Chemical methods for enhanced oil recovery in general and surfactant-polymer (SP) flooding in particular are considered as a promising technology for developing mature oil fields in Western Siberia, with the potential to increase oil recovery to 60-70% of the initial geological reserves. The selection of an effective mixture of surfactants and polymer for SP flooding is a complex and multi-stage process. Usually, the choice of chemical composition and modeling on the hydrodynamic model is carried out under isothermal condition. However, recently some authors have been paying attention to the temperature aspects of SP flooding. According to these studies, the change in reservoir temperature because of long-term injection of unheated water can play a decisive role in the choice of chemical composition and hydrodynamic simulation of SP flooding. Firstly, temperature significantly affects oil-water interfacial tension (IFT), on which the oil displacement coefficient of the SP composition depends. Secondly, the viscosity of the polymer solution and, consequently, the sweeping efficiency during SP flooding depends on the temperature.
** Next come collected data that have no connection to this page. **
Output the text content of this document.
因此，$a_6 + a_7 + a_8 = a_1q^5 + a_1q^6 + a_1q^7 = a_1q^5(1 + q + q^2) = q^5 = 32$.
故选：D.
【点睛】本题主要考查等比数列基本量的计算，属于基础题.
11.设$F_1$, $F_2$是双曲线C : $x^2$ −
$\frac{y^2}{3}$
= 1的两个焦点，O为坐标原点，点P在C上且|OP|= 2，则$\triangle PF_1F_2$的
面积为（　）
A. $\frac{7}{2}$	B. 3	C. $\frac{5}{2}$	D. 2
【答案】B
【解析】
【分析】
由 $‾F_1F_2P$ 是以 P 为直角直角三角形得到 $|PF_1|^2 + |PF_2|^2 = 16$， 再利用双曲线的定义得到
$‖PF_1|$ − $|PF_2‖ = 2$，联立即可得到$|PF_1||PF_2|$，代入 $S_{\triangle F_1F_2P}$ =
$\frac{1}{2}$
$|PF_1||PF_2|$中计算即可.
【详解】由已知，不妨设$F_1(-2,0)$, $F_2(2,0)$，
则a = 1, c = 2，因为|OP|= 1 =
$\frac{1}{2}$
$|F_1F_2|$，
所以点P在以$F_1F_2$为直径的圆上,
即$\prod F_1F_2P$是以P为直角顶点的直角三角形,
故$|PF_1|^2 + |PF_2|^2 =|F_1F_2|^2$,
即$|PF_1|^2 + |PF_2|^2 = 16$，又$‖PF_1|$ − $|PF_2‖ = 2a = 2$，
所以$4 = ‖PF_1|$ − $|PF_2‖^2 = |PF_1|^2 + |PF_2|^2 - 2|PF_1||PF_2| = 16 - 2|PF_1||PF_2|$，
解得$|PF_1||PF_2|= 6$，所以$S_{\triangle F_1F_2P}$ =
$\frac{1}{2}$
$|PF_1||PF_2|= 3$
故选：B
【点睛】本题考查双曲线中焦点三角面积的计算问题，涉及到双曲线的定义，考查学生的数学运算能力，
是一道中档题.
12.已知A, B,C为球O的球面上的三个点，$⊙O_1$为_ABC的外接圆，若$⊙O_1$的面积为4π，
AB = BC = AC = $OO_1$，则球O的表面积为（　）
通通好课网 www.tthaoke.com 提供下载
In this article, the temperature profile was evaluated in the SP flooding pilot site, where flooding with unheated water was carried out for 12 years. Initially, the downhole temperature in the injection well was calculated based on analytical functions, which was then confirmed by field studies. As it turned out, the downhole temperature in the injection well is 42°C, which is 45°C less than the initial reservoir temperature. At the second stage, with the help of analytical functions and hydrodynamic simulation, the temperature profile in the SP flooding pilot site was estimated. Calculations have shown that the injection of unheated water over a 12-year period significantly cooled the reservoir in the pilot area. The temperature around the well designed for injection of the SP composition is 70°C, which is 17°C less than the initial reservoir temperature and with further injection of the unheated SP composition, the temperature around this well will fall. This circumstance must be considered when choosing surfactants and polymers that must have effective oil-displacing properties over a wide temperature range.